Wonka looks ready to be offended, or at least a little put off. "You don't like the idea?"
"I don't think anyone's going to believe you," Charlie corrects. "It's fabulous." He grins. "You're fabulous." It's just slipped out, but since it's the truth, who cares. Wonka certainly looks startled, eyes gone appealingly wide, but he doesn't say anything. Returning briefly under the boiler, Charlie tightens the last of the screws, then works his way out again and rises to his feet. "There. Another minor catastrophe averted." The Oompa-Loompas seem more than willing to tidy up the rest of the mess.
"Mostly averted." Wonka has a strange, high flush in his cheeks that Charlie has seen only once or twice before; good gracious, but he's blushing. He's laughing too, eyes a brighter blue than any sky Charlie remembers. "You do have marshmallow cream in your hair. And everywhere. Pity about that shirt."
"It'll all come out in the wash," says Charlie without a thought, and only a moment afterward does he realize that he's come out with one of Wonka's own favorite sayings. They share a briefly awkward look, then laugh together. At least he hasn't really ruined anything, since the shirt and most of the rest of his clothing is already white. He and Wonka don't quite share the same taste in fashion, but the sewing prowess of the Oompa-Loompas has proven more than equal to the task of pleasing them both in very different ways. Charlie prefers his clothing high-collared, almost Mandarin, with far looser sleeves than Wonka's frockcoats would allow. He likes having his arms free.
He likes being free to move, to create...to touch.
Then he's shocked, when Wonka lifts one gloved hand and runs two fingertips down his cheek. Charlie can count on one hand the times the man has touched him intimately, and yet now Wonka is setting those fingertips to his lips, licking off marshmallow cream. If Wonka's eyes weren't closed, Charlie thinks--hopes--that he could see something new reflected back at him in blue. As it is, he's most certainly gaping.

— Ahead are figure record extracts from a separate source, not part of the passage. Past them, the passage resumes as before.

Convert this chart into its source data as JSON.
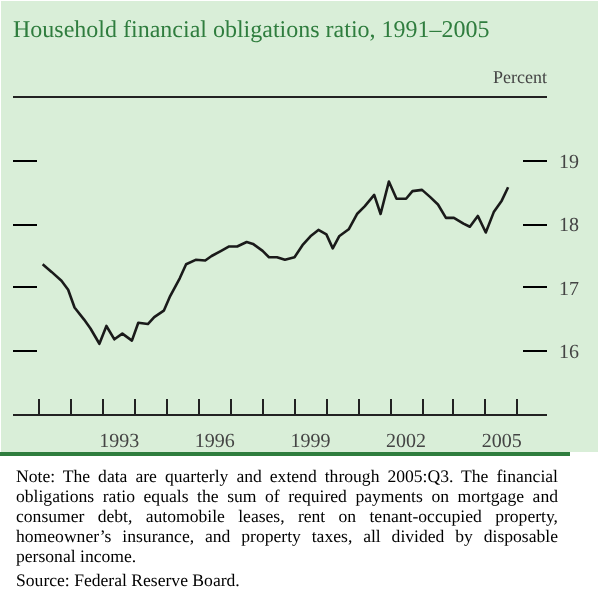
{
  "chart_data": {
    "type": "line",
    "title": "Household financial obligations ratio, 1991–2005",
    "ylabel": "Percent",
    "x": [
      1991.1,
      1991.38,
      1991.69,
      1991.9,
      1992.1,
      1992.4,
      1992.6,
      1992.88,
      1993.1,
      1993.35,
      1993.6,
      1993.9,
      1994.1,
      1994.4,
      1994.6,
      1994.9,
      1995.1,
      1995.4,
      1995.6,
      1995.9,
      1996.2,
      1996.4,
      1996.7,
      1996.95,
      1997.2,
      1997.5,
      1997.7,
      1998.0,
      1998.2,
      1998.45,
      1998.7,
      1999.0,
      1999.25,
      1999.5,
      1999.75,
      2000.0,
      2000.2,
      2000.4,
      2000.7,
      2000.96,
      2001.2,
      2001.5,
      2001.7,
      2001.96,
      2002.2,
      2002.5,
      2002.7,
      2003.0,
      2003.25,
      2003.5,
      2003.75,
      2004.0,
      2004.3,
      2004.5,
      2004.75,
      2005.0,
      2005.25,
      2005.5,
      2005.7
    ],
    "series": [
      {
        "color": "#1a1a1a",
        "values": [
          17.37,
          17.25,
          17.11,
          16.97,
          16.69,
          16.5,
          16.36,
          16.12,
          16.4,
          16.19,
          16.28,
          16.17,
          16.45,
          16.43,
          16.54,
          16.64,
          16.87,
          17.15,
          17.37,
          17.44,
          17.43,
          17.5,
          17.58,
          17.65,
          17.65,
          17.72,
          17.69,
          17.58,
          17.48,
          17.48,
          17.44,
          17.48,
          17.67,
          17.81,
          17.91,
          17.84,
          17.62,
          17.81,
          17.92,
          18.16,
          18.28,
          18.46,
          18.16,
          18.67,
          18.4,
          18.4,
          18.52,
          18.54,
          18.43,
          18.31,
          18.1,
          18.1,
          18.01,
          17.96,
          18.13,
          17.87,
          18.19,
          18.37,
          18.58
        ]
      }
    ],
    "xlim": [
      1990.17,
      2006.92
    ],
    "xticks": [
      {
        "value": 1991,
        "label": null
      },
      {
        "value": 1992,
        "label": null
      },
      {
        "value": 1993,
        "label": null
      },
      {
        "value": 1994,
        "label": null
      },
      {
        "value": 1995,
        "label": null
      },
      {
        "value": 1996,
        "label": null
      },
      {
        "value": 1997,
        "label": null
      },
      {
        "value": 1998,
        "label": null
      },
      {
        "value": 1999,
        "label": null
      },
      {
        "value": 2000,
        "label": null
      },
      {
        "value": 2001,
        "label": null
      },
      {
        "value": 2002,
        "label": null
      },
      {
        "value": 2003,
        "label": null
      },
      {
        "value": 2004,
        "label": null
      },
      {
        "value": 2005,
        "label": null
      },
      {
        "value": 2006,
        "label": null
      },
      {
        "value": 1993.5,
        "label": "1993"
      },
      {
        "value": 1996.5,
        "label": "1996"
      },
      {
        "value": 1999.5,
        "label": "1999"
      },
      {
        "value": 2002.5,
        "label": "2002"
      },
      {
        "value": 2005.5,
        "label": "2005"
      }
    ],
    "ylim": [
      15,
      20
    ],
    "yticks": [
      16,
      17,
      18,
      19
    ],
    "grid": false,
    "marker": "none",
    "line_style": "solid",
    "annotations": [
      "Note: The data are quarterly and extend through 2005:Q3. The financial obligations ratio equals the sum of required payments on mortgage and consumer debt, automobile leases, rent on tenant-occupied property, homeowner’s insurance, and property taxes, all divided by disposable personal income.",
      "Source: Federal Reserve Board."
    ]
  }
}
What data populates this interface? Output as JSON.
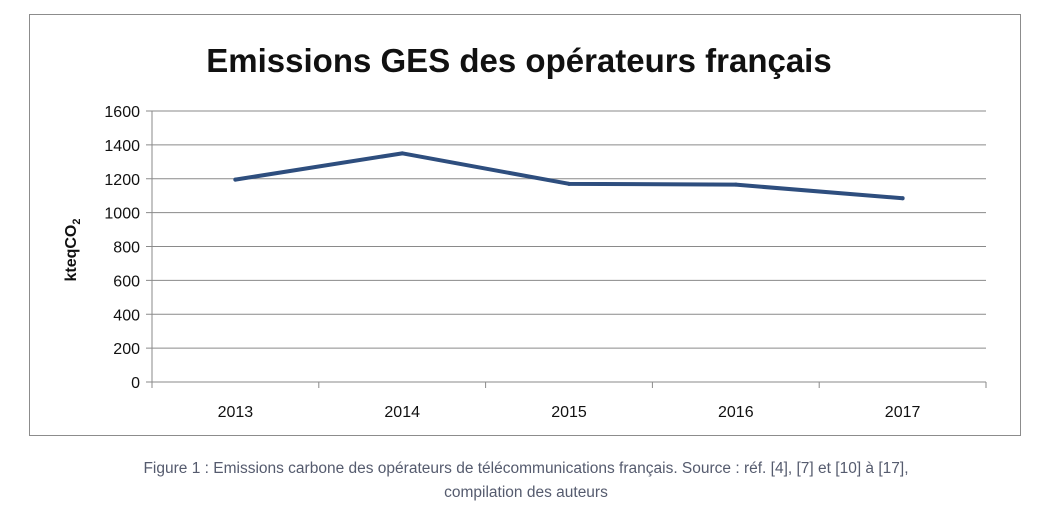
{
  "caption": {
    "line1": "Figure 1 : Emissions carbone des opérateurs de télécommunications français. Source : réf. [4], [7] et [10] à [17],",
    "line2": "compilation des auteurs"
  },
  "chart_data": {
    "type": "line",
    "title": "Emissions GES des opérateurs français",
    "ylabel_main": "kteqCO",
    "ylabel_sub": "2",
    "xlabel": "",
    "categories": [
      "2013",
      "2014",
      "2015",
      "2016",
      "2017"
    ],
    "series": [
      {
        "values": [
          1195,
          1350,
          1170,
          1165,
          1085
        ],
        "color": "#2e4e7e"
      }
    ],
    "ylim": [
      0,
      1600
    ],
    "yticks": [
      0,
      200,
      400,
      600,
      800,
      1000,
      1200,
      1400,
      1600
    ],
    "grid": true,
    "legend": "none"
  }
}
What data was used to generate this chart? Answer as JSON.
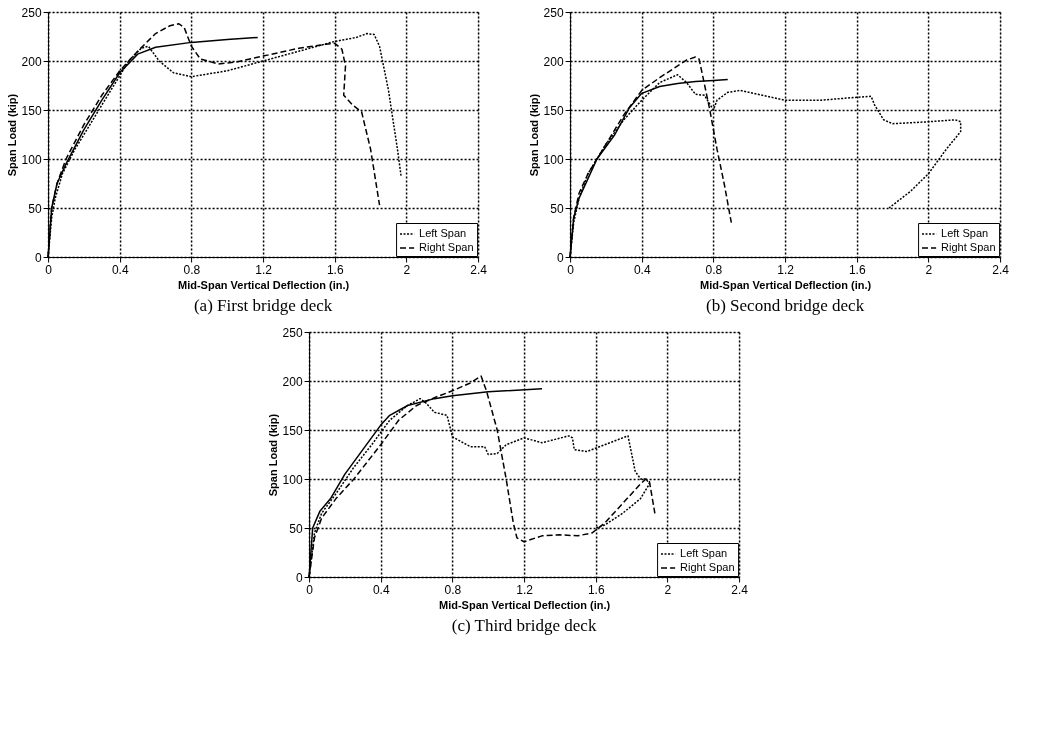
{
  "chart_data": [
    {
      "type": "line",
      "title": "(a) First bridge deck",
      "xlabel": "Mid-Span Vertical Deflection (in.)",
      "ylabel": "Span Load (kip)",
      "xlim": [
        0,
        2.4
      ],
      "ylim": [
        0,
        250
      ],
      "xticks": [
        0,
        0.4,
        0.8,
        1.2,
        1.6,
        2,
        2.4
      ],
      "yticks": [
        0,
        50,
        100,
        150,
        200,
        250
      ],
      "grid": true,
      "legend": "bottom right",
      "marker": "none",
      "series": [
        {
          "name": "Left Span",
          "color": "#000000",
          "line_style": "dotted",
          "x": [
            0,
            0.02,
            0.04,
            0.08,
            0.15,
            0.25,
            0.35,
            0.45,
            0.52,
            0.56,
            0.62,
            0.7,
            0.8,
            1.0,
            1.2,
            1.4,
            1.6,
            1.72,
            1.78,
            1.82,
            1.85,
            1.9,
            1.95,
            1.97
          ],
          "values": [
            0,
            40,
            60,
            85,
            110,
            140,
            170,
            200,
            213,
            215,
            200,
            188,
            184,
            190,
            200,
            210,
            220,
            224,
            228,
            227,
            215,
            170,
            110,
            83
          ]
        },
        {
          "name": "Right Span",
          "color": "#000000",
          "line_style": "dashed",
          "x": [
            0,
            0.02,
            0.05,
            0.1,
            0.2,
            0.3,
            0.4,
            0.5,
            0.6,
            0.68,
            0.73,
            0.76,
            0.8,
            0.85,
            0.95,
            1.05,
            1.2,
            1.4,
            1.55,
            1.6,
            1.64,
            1.66,
            1.65,
            1.7,
            1.75,
            1.8,
            1.85
          ],
          "values": [
            0,
            50,
            75,
            100,
            135,
            165,
            190,
            210,
            228,
            236,
            238,
            234,
            215,
            202,
            197,
            199,
            205,
            213,
            217,
            218,
            212,
            195,
            165,
            155,
            148,
            110,
            53
          ]
        },
        {
          "color": "#000000",
          "line_style": "solid",
          "x": [
            0,
            0.02,
            0.05,
            0.1,
            0.2,
            0.3,
            0.4,
            0.5,
            0.6,
            0.8,
            1.0,
            1.17
          ],
          "values": [
            0,
            50,
            75,
            95,
            130,
            160,
            188,
            207,
            214,
            219,
            222,
            224
          ]
        }
      ]
    },
    {
      "type": "line",
      "title": "(b) Second bridge deck",
      "xlabel": "Mid-Span Vertical Deflection (in.)",
      "ylabel": "Span Load (kip)",
      "xlim": [
        0,
        2.4
      ],
      "ylim": [
        0,
        250
      ],
      "xticks": [
        0,
        0.4,
        0.8,
        1.2,
        1.6,
        2,
        2.4
      ],
      "yticks": [
        0,
        50,
        100,
        150,
        200,
        250
      ],
      "grid": true,
      "legend": "bottom right",
      "marker": "none",
      "series": [
        {
          "name": "Left Span",
          "color": "#000000",
          "line_style": "dotted",
          "x": [
            0,
            0.02,
            0.05,
            0.1,
            0.2,
            0.3,
            0.4,
            0.5,
            0.6,
            0.65,
            0.7,
            0.75,
            0.8,
            0.82,
            0.88,
            0.95,
            1.1,
            1.2,
            1.4,
            1.6,
            1.68,
            1.7,
            1.75,
            1.8,
            1.9,
            2.0,
            2.15,
            2.18,
            2.18,
            2.1,
            2.0,
            1.9,
            1.78
          ],
          "values": [
            0,
            35,
            60,
            85,
            115,
            140,
            160,
            178,
            186,
            178,
            166,
            165,
            150,
            160,
            168,
            170,
            164,
            160,
            160,
            163,
            164,
            155,
            140,
            136,
            137,
            138,
            140,
            138,
            128,
            110,
            85,
            67,
            50
          ]
        },
        {
          "name": "Right Span",
          "color": "#000000",
          "line_style": "dashed",
          "x": [
            0,
            0.02,
            0.05,
            0.1,
            0.2,
            0.3,
            0.4,
            0.5,
            0.6,
            0.65,
            0.7,
            0.72,
            0.74,
            0.78,
            0.82,
            0.86,
            0.9
          ],
          "values": [
            0,
            40,
            65,
            85,
            115,
            145,
            170,
            183,
            195,
            201,
            204,
            202,
            185,
            150,
            110,
            75,
            35
          ]
        },
        {
          "color": "#000000",
          "line_style": "solid",
          "x": [
            0,
            0.02,
            0.05,
            0.1,
            0.15,
            0.25,
            0.33,
            0.4,
            0.5,
            0.6,
            0.7,
            0.8,
            0.88
          ],
          "values": [
            0,
            40,
            60,
            80,
            100,
            125,
            152,
            167,
            174,
            177,
            179,
            180,
            181
          ]
        }
      ]
    },
    {
      "type": "line",
      "title": "(c) Third bridge deck",
      "xlabel": "Mid-Span Vertical Deflection (in.)",
      "ylabel": "Span Load (kip)",
      "xlim": [
        0,
        2.4
      ],
      "ylim": [
        0,
        250
      ],
      "xticks": [
        0,
        0.4,
        0.8,
        1.2,
        1.6,
        2,
        2.4
      ],
      "yticks": [
        0,
        50,
        100,
        150,
        200,
        250
      ],
      "grid": true,
      "legend": "bottom right",
      "marker": "none",
      "series": [
        {
          "name": "Left Span",
          "color": "#000000",
          "line_style": "dotted",
          "x": [
            0,
            0.03,
            0.07,
            0.15,
            0.25,
            0.35,
            0.45,
            0.55,
            0.62,
            0.65,
            0.7,
            0.77,
            0.8,
            0.9,
            0.98,
            1.0,
            1.05,
            1.1,
            1.2,
            1.3,
            1.45,
            1.47,
            1.48,
            1.55,
            1.65,
            1.75,
            1.78,
            1.82,
            1.85,
            1.88,
            1.9,
            1.85,
            1.75,
            1.65,
            1.6
          ],
          "values": [
            0,
            45,
            65,
            85,
            112,
            135,
            160,
            175,
            182,
            178,
            168,
            165,
            143,
            133,
            133,
            125,
            126,
            135,
            142,
            137,
            144,
            142,
            130,
            128,
            135,
            142,
            144,
            108,
            100,
            100,
            95,
            80,
            65,
            53,
            50
          ]
        },
        {
          "name": "Right Span",
          "color": "#000000",
          "line_style": "dashed",
          "x": [
            0,
            0.03,
            0.07,
            0.15,
            0.25,
            0.4,
            0.5,
            0.6,
            0.7,
            0.8,
            0.9,
            0.96,
            0.99,
            1.05,
            1.1,
            1.14,
            1.16,
            1.2,
            1.3,
            1.4,
            1.5,
            1.58,
            1.65,
            1.75,
            1.85,
            1.88,
            1.9,
            1.93
          ],
          "values": [
            0,
            40,
            60,
            80,
            100,
            135,
            160,
            175,
            183,
            190,
            198,
            205,
            190,
            150,
            100,
            55,
            40,
            36,
            42,
            43,
            42,
            45,
            55,
            75,
            95,
            100,
            97,
            65
          ]
        },
        {
          "color": "#000000",
          "line_style": "solid",
          "x": [
            0,
            0.02,
            0.06,
            0.12,
            0.2,
            0.3,
            0.4,
            0.45,
            0.55,
            0.7,
            0.8,
            1.0,
            1.3
          ],
          "values": [
            0,
            50,
            67,
            80,
            105,
            130,
            155,
            165,
            175,
            182,
            185,
            189,
            192
          ]
        }
      ]
    }
  ]
}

Wonka licks his fingertips again. "Augustus-flavored-chocolate-covered-Gloop would have ruined me," he says, his head tilted just low enough that Charlie still can't see his eyes. "Packaging you coated in marshmallow might make me a fortune. Much pleasanter taste, don't you think?" His voice is utterly innocent, tone perfectly mild.
And if a proper response to that even exists, Charlie doesn't know it, and besides, his brain is reeling at the moment. Not just with the image, a curl of pink tongue against dark fabric, but with the sudden warm influx of possibility as well, pressing inward against his chest until he wants to gasp for breath. Cheeks still dimly flushed, Wonka has already turned, already slipped away and out of Charlie's grasp, but maybe where and when and how he goes no longer matter so much, or mean the same thing.
Charlie knows how to want him, after all. He knows where to find him. Most importantly of all...he might even know, now, how to take him.